R. c. Lévesque, 2010 QCCQ 9121 (CanLII)
Lien vers la décision
[21] Dans notre système pénal canadien, il est clairement établi qu'un juge est lié par une ordonnance rendue par un autre juge. C'est dans ces termes que la Cour suprême du Canada a énoncé la règle interdisant les attaques collatérales:
« (…) Selon un principe fondamental établi depuis longtemps, une ordonnance rendue par une cour compétente est valide, concluante et a force exécutoire, à moins d'être infirmée en appel ou légalement annulée. De plus, la jurisprudence établit clairement qu'une telle ordonnance ne peut faire l'objet d'une attaque indirecte; l'attaque indirecte peut être décrite comme une attaque dans le cadre de procédures autres que celles visant précisément à obtenir l'infirmation, la modification ou l'annulation de l'ordonnance ou du jugement (…) »
[22] Dix ans plus tard, cette même Cour réaffirmait ce principe dans les termes suivants:
« (…) une ordonnance rendue par une cour compétente ne peut faire l'objet d'une attaque dans le cadre de procédures autres que celles visant précisément à obtenir l'infirmation, la modification ou l'annulation de l'ordonnance ou du jugement (…) »
« (…) La règle a été conçue non pas pour soustraire à tout contrôle une ordonnance judiciaire mais pour maintenir la primauté du droit et préserver la considération dont jouit l'administration de la justice (…) »
[23] Bien que ce principe ait souvent été appliqué dans les dossiers traitant de l'émission de mandat, il le fut également lors de l'émission de différentes ordonnances.
[24] Cette règle n'est pas absolue, et elle peut souffrir de certaines exceptions lorsqu'il ne s'agit que de pure forme tel que le précise également la Cour suprême qui ajoute :
« (…) Les principes fondés sur la certitude et sur le besoin d'une administration ordonnée et pratique de la justice qui sous‑tendent la règle interdisant les attaques indirectes ne sont pas applicables à une ordonnance de division et de séparation des chefs d'accusation rendue avant le procès. Une ordonnance de cette nature régit non pas la conduite des parties, mais plutôt le processus judiciaire lui‑même. Permettre, au cours du procès, une attaque indirecte contre une telle ordonnance ne compromettrait pas la primauté du droit ou ne déconsidérerait pas l'administration de la justice.
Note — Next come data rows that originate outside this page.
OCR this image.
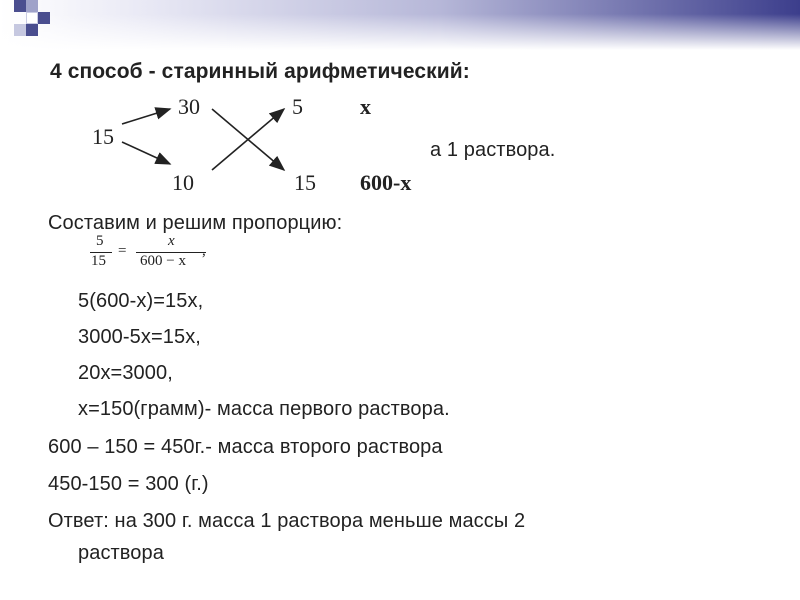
4 способ - старинный арифметический:
15
30
10
5
15
x
600-x
а 1 раствора.
Составим и решим пропорцию:
5
15
=
x
600 − x
,
5(600-x)=15x,
3000-5x=15x,
20x=3000,
x=150(грамм)- масса первого раствора.
600 – 150 = 450г.- масса второго раствора
450-150 = 300 (г.)
Ответ: на 300 г. масса 1 раствора меньше массы 2
раствора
En réalité, si l'ordonnance avait été rendue par le juge du procès, elle aurait fait l'objet d'un examen par les tribunaux d'appel en même temps que le verdict. La procédure ne peut l'emporter sur le fond — on ne saurait permettre le maintien d'une ordonnance erronée au point d'entacher le procès d'un vice fondamental. »
[25] S'appuyant sur l'affaire R. c. J.L.S., les honorables juges Béliveau et Vauclair sont également d'opinion que cette règle s'appliquerait même si la nullité apparaît à la face même de l'ordonnance.
[26] Dans l'affaire Desjardins c. R., notre Cour d'appel déclare que l'omission de fixer un délai dans une ordonnance enjoignant à un accusé de se départir de ses armes peut justifier sa révision, mais pas sa violation. Dans une autre décision, la Cour d'appel de la Colombie-Britannique conclut que même si le tribunal pour adolescent n'a pas juridiction pour rendre une ordonnance en vertu de l'article 810 du Code criminel, cela ne peut justifier sa violation.
[27] Même si deux décisions (probation sans durée déterminée (C.cr.) ou dépassant la période maximale permise (L.J.C.)) concluent que l'ordonnance est invalide à sa face même et que la règle interdisant les attaques indirectes peut être exclue, il faut souligner que ces dernières sont antérieures aux arrêts Wilson et Litchfield de notre Cour suprême.